Their strategic plan is to:
- Unify the materials innovation infrastructure, a framework of integrated advanced modeling, computational and experimental tools, and quantitative data
- Harness the power of materials data
- Educate, train, and connect the materials research and development workforce
- Ensure the U.S. maintains global leadership of emerging materials technologies in critical sectors including health, defense, and energy
In June 2024, the group conducted a workshop called Accelerated Materials Experimentation Enabled by the Autonomous Materials Infrastructure. The meeting had representatives from academia, industry, the national laboratories, and the interagency working group. The groups had working sessions on structural and functional metals, ceramics, soft matter, composites, and semiconductors.
Key Elements of Material Design Using Autonomous Experimentation
Using AI to develop new materials has the potential to provide models of materials systems where none are currently available and to accelerate modeling where physics/chemistry models are well-understood. But there is a need for more data than is currently available, to lower costs and accelerate the rate of experiments.

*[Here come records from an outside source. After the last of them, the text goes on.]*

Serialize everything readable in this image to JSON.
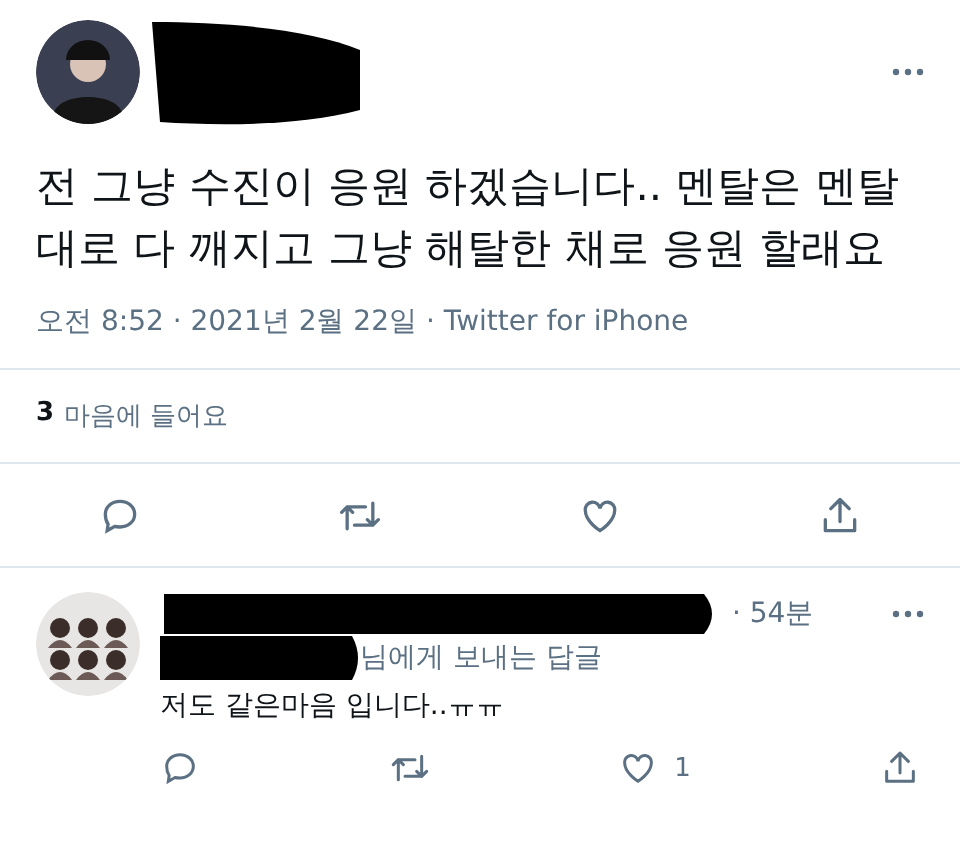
{
  "tweet": {
    "text_lines": [
      "전 그냥 수진이 응원 하겠습니다.. 멘탈은 멘탈",
      "대로 다 깨지고 그냥 해탈한 채로 응원 할래요"
    ],
    "meta": "오전 8:52 · 2021년 2월 22일 · Twitter for iPhone",
    "likes_count": "3",
    "likes_label": "마음에 들어요"
  },
  "reply": {
    "time": "· 54분",
    "reply_to": "님에게 보내는 답글",
    "text": "저도 같은마음 입니다..ㅠㅠ",
    "like_count": "1"
  }
}
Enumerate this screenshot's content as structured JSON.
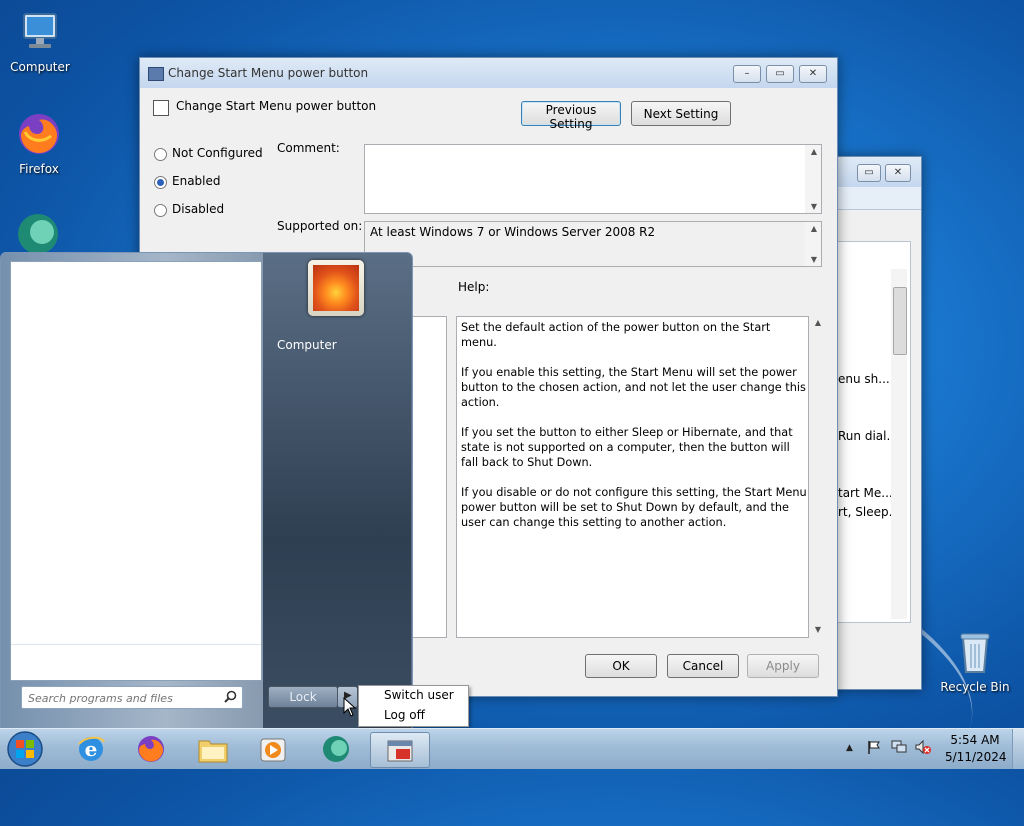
{
  "desktop": {
    "icons": [
      {
        "label": "Computer"
      },
      {
        "label": "Firefox"
      },
      {
        "label": "Recycle Bin"
      }
    ]
  },
  "policy_window": {
    "title": "Change Start Menu power button",
    "heading": "Change Start Menu power button",
    "previous_label": "Previous Setting",
    "next_label": "Next Setting",
    "options": [
      "Not Configured",
      "Enabled",
      "Disabled"
    ],
    "selected_option": "Enabled",
    "comment_label": "Comment:",
    "comment_value": "",
    "supported_label": "Supported on:",
    "supported_value": "At least Windows 7 or Windows Server 2008 R2",
    "help_label": "Help:",
    "help_paragraphs": [
      "Set the default action of the power button on the Start menu.",
      "If you enable this setting, the Start Menu will set the power button to the chosen action, and not let the user change this action.",
      "If you set the button to either Sleep or Hibernate, and that state is not supported on a computer, then the button will fall back to Shut Down.",
      "If you disable or do not configure this setting, the Start Menu power button will be set to Shut Down by default, and the user can change this setting to another action."
    ],
    "ok_label": "OK",
    "cancel_label": "Cancel",
    "apply_label": "Apply"
  },
  "background_window": {
    "visible_texts": [
      "enu sh...",
      "Run dial...",
      "tart Me...",
      "rt, Sleep..."
    ]
  },
  "start_menu": {
    "user_label": "Computer",
    "search_placeholder": "Search programs and files",
    "lock_label": "Lock",
    "context_menu": [
      "Switch user",
      "Log off"
    ]
  },
  "tray": {
    "time": "5:54 AM",
    "date": "5/11/2024"
  },
  "colors": {
    "accent": "#2b62b8",
    "desktop": "#1a78cf"
  }
}
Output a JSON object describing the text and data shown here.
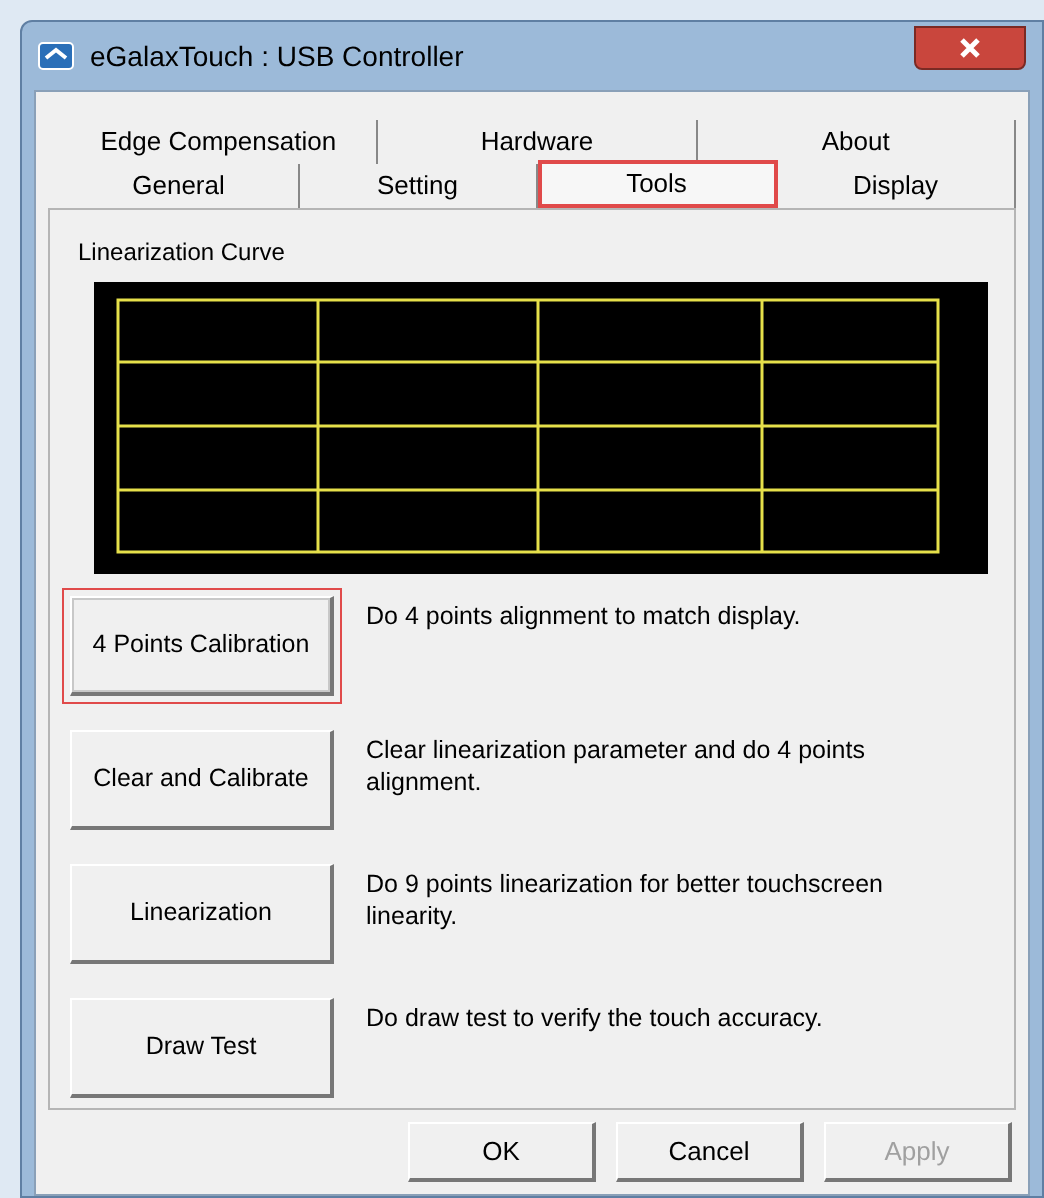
{
  "window": {
    "title": "eGalaxTouch : USB Controller"
  },
  "tab_rows": [
    {
      "tabs": [
        {
          "label": "Edge Compensation",
          "selected": false,
          "highlighted": false
        },
        {
          "label": "Hardware",
          "selected": false,
          "highlighted": false
        },
        {
          "label": "About",
          "selected": false,
          "highlighted": false
        }
      ]
    },
    {
      "tabs": [
        {
          "label": "General",
          "selected": false,
          "highlighted": false
        },
        {
          "label": "Setting",
          "selected": false,
          "highlighted": false
        },
        {
          "label": "Tools",
          "selected": true,
          "highlighted": true
        },
        {
          "label": "Display",
          "selected": false,
          "highlighted": false
        }
      ]
    }
  ],
  "curve": {
    "label": "Linearization Curve"
  },
  "actions": [
    {
      "button": "4 Points Calibration",
      "description": "Do 4 points alignment to match display.",
      "highlighted": true
    },
    {
      "button": "Clear and Calibrate",
      "description": "Clear linearization parameter and do 4 points alignment.",
      "highlighted": false
    },
    {
      "button": "Linearization",
      "description": "Do 9 points linearization for better touchscreen linearity.",
      "highlighted": false
    },
    {
      "button": "Draw Test",
      "description": "Do draw test to verify the touch accuracy.",
      "highlighted": false
    }
  ],
  "buttons": [
    {
      "label": "OK",
      "disabled": false
    },
    {
      "label": "Cancel",
      "disabled": false
    },
    {
      "label": "Apply",
      "disabled": true
    }
  ]
}
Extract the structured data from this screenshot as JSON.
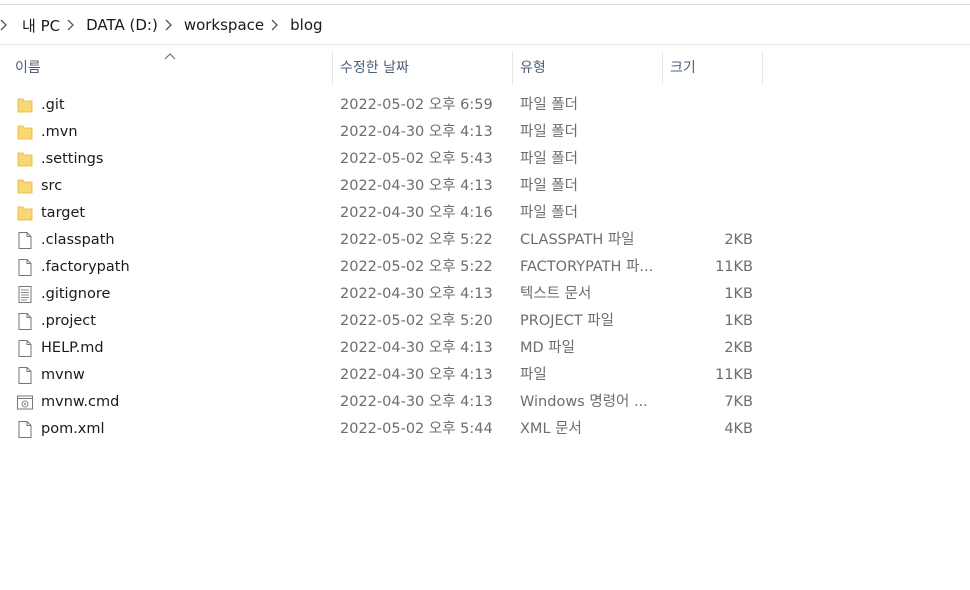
{
  "breadcrumb": {
    "items": [
      "내 PC",
      "DATA (D:)",
      "workspace",
      "blog"
    ]
  },
  "columns": {
    "name": "이름",
    "date": "수정한 날짜",
    "type": "유형",
    "size": "크기",
    "sort": "name-ascending"
  },
  "files": [
    {
      "name": ".git",
      "date": "2022-05-02 오후 6:59",
      "type": "파일 폴더",
      "size": "",
      "icon": "folder-icon"
    },
    {
      "name": ".mvn",
      "date": "2022-04-30 오후 4:13",
      "type": "파일 폴더",
      "size": "",
      "icon": "folder-icon"
    },
    {
      "name": ".settings",
      "date": "2022-05-02 오후 5:43",
      "type": "파일 폴더",
      "size": "",
      "icon": "folder-icon"
    },
    {
      "name": "src",
      "date": "2022-04-30 오후 4:13",
      "type": "파일 폴더",
      "size": "",
      "icon": "folder-icon"
    },
    {
      "name": "target",
      "date": "2022-04-30 오후 4:16",
      "type": "파일 폴더",
      "size": "",
      "icon": "folder-icon"
    },
    {
      "name": ".classpath",
      "date": "2022-05-02 오후 5:22",
      "type": "CLASSPATH 파일",
      "size": "2KB",
      "icon": "file-icon"
    },
    {
      "name": ".factorypath",
      "date": "2022-05-02 오후 5:22",
      "type": "FACTORYPATH 파...",
      "size": "11KB",
      "icon": "file-icon"
    },
    {
      "name": ".gitignore",
      "date": "2022-04-30 오후 4:13",
      "type": "텍스트 문서",
      "size": "1KB",
      "icon": "text-file-icon"
    },
    {
      "name": ".project",
      "date": "2022-05-02 오후 5:20",
      "type": "PROJECT 파일",
      "size": "1KB",
      "icon": "file-icon"
    },
    {
      "name": "HELP.md",
      "date": "2022-04-30 오후 4:13",
      "type": "MD 파일",
      "size": "2KB",
      "icon": "file-icon"
    },
    {
      "name": "mvnw",
      "date": "2022-04-30 오후 4:13",
      "type": "파일",
      "size": "11KB",
      "icon": "file-icon"
    },
    {
      "name": "mvnw.cmd",
      "date": "2022-04-30 오후 4:13",
      "type": "Windows 명령어 ...",
      "size": "7KB",
      "icon": "cmd-file-icon"
    },
    {
      "name": "pom.xml",
      "date": "2022-05-02 오후 5:44",
      "type": "XML 문서",
      "size": "4KB",
      "icon": "file-icon"
    }
  ],
  "colors": {
    "folder": "#f8d775",
    "folder_dark": "#e8b530",
    "header_text": "#4c607a",
    "secondary_text": "#6d6d6d"
  }
}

The development of autonomous experimentation (AE) methods is the key to harnessing large amounts of materials data and rapidly designing new materials. The key steps to an AE workflow include:
- Artificial intelligence (AI), defined as a machine-based system that can, for a given set of human-defined objectives, make predictions, recommendations, or decisions influencing real or virtual environments.
- Machine learning (ML), a subset of AI associated with algorithms that enable systems to identify patterns and make decisions, and to learn through the acquisition of more data.
- Note: It is not uncommon for practitioners to use the terms AI and ML interchangeably.
- High-throughput screening methods allow for rapid, parallel testing of large numbers of materials.
- Computational models use physics/chemistry to predict the relationships between materials composition, microstructure, properties, and performance.
- Automation is a key element of AE, enabling robots and other machines to do repetitive tasks that would otherwise be performed by humans.
- Autonomy is the ability of machines to perform tasks and make decisions without constant human intervention. This authority does not absolve the human researcher of responsibility for actions by the AE system.
- Characterization is a broad term that captures methods for determining what material has been made, including compositional makeup. ML techniques have dramatically improved the ability to rapidly identify patterns, enabling faster characterization.
- FAIR is an acronym for findable, accessible, interoperable, and reusable data. It is a useful suite of concepts for determining whether a data resource and the workflows of an R&D operation allow collaborators to make maximum use of other data. Data is housed in data repositories, which can be assessed by the R&D community.
AE allows for asynchronous scheduling of work and continuous experimental campaigns, eliminating human working hours. The increase in speed of scientific experimentation not only allows more experiments to be performed but shifts from probing materials through individual experiments to enabling comprehensive mapping of the whole materials landscape. Additional benefits include lower labor costs and a drastic reduction in menial and repetitive tasks that can cause worker burnout.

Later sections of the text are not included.